2. The company has an outstanding balance sheet and cash flow
At the end of In July, the company had $2.32 billion in cash and cash equivalents on its books versus $740.3 million in long-term debt. Plus, it has a quick ratio of 1.7. A quick ratio greater than one indicates that a company is able to pay all of its current liabilities within a year, or in other words, a balance sheet built to withstand short-term economic disruptions.
The graph below shows that the company owned more than 50% free movement of capital (FCF) in both its last full fiscal year and its current fiscal year to date.
A strong FCF is essential in a downturn for two reasons. First, many view FCF as the ultimate measure of a company’s financial performance. During major recessions, investors often quickly sell companies without FCF and buy companies with positive and growing FCF.

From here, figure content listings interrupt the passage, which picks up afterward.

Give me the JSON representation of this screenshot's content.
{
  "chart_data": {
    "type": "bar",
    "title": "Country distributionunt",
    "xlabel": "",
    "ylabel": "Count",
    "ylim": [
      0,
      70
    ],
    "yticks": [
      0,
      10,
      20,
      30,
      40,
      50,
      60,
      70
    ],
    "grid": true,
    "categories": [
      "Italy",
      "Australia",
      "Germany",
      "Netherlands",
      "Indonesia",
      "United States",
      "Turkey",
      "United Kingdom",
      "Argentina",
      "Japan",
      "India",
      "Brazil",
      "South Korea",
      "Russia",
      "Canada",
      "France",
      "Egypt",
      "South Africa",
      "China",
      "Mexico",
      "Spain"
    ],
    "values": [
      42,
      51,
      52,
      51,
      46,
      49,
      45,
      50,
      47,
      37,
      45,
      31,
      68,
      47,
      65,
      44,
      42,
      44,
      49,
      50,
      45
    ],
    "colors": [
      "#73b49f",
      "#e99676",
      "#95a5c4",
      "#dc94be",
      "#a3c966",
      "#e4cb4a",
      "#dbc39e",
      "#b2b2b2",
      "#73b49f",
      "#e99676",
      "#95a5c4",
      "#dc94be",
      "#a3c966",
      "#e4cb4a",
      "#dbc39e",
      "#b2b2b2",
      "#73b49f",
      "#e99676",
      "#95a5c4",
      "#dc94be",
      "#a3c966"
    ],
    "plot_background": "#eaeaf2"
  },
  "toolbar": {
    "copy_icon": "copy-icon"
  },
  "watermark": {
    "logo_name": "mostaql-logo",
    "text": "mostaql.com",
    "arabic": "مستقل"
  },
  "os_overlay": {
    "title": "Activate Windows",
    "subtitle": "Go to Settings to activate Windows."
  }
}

Second, the FCF represents the cash available for the company to repay creditors, pay dividends, or expand its business. Since CrowdStrike currently does not pay dividends and has enough cash to pay off all or some of its debts, it has a lot of financial flexibility.
3. The company continues to execute its investment plan
Although internet security remains a high-growth area during this downturn, many cybersecurity start-ups are struggling and have laid off much of their workforce. For example, the cybersecurity company Iron Net laid off 17% of its workers in June. This is just one example of many high-flying cybersecurity companies taking the reins out of their growth plans.
By contrast, CrowdStrike hasn’t laid anyone off yet and already said on its last earnings call that it will continue to hire in 2022 as its growth plans remain intact. Continued investment in research and development, sales and marketing, and expansion into new markets will help the company gain share from struggling competitors that cannot keep up during a downturn.
The company is not immune to a recession
While CrowdStrike may be resilient to a weak economy, it’s not immune to a recession, and there’s a reason risk-averse investors steer clear of this stock.
CrowdStrike is selling at a price-to-sales (P/S) ratio of 23.9, which is very high compared to the broader IT processing and cloud services sector’s P/S ratio of 4.4. As a result, if economic conditions became truly dire and Crowdstrike’s growth slowed, the market reaction would likely be swift and severe.
However, if you can look past the potential volatility by focusing long-term on a company that can outperform the market coming out of this downturn, CrowdStrike is a great bet.
Rob Starks Jr holds positions at CrowdStrike Holdings, Inc. The Motley Fool holds positions and recommends CrowdStrike Holdings, Inc. The Motley Fool recommends Gartner. The Motley Fool has a disclosure policy.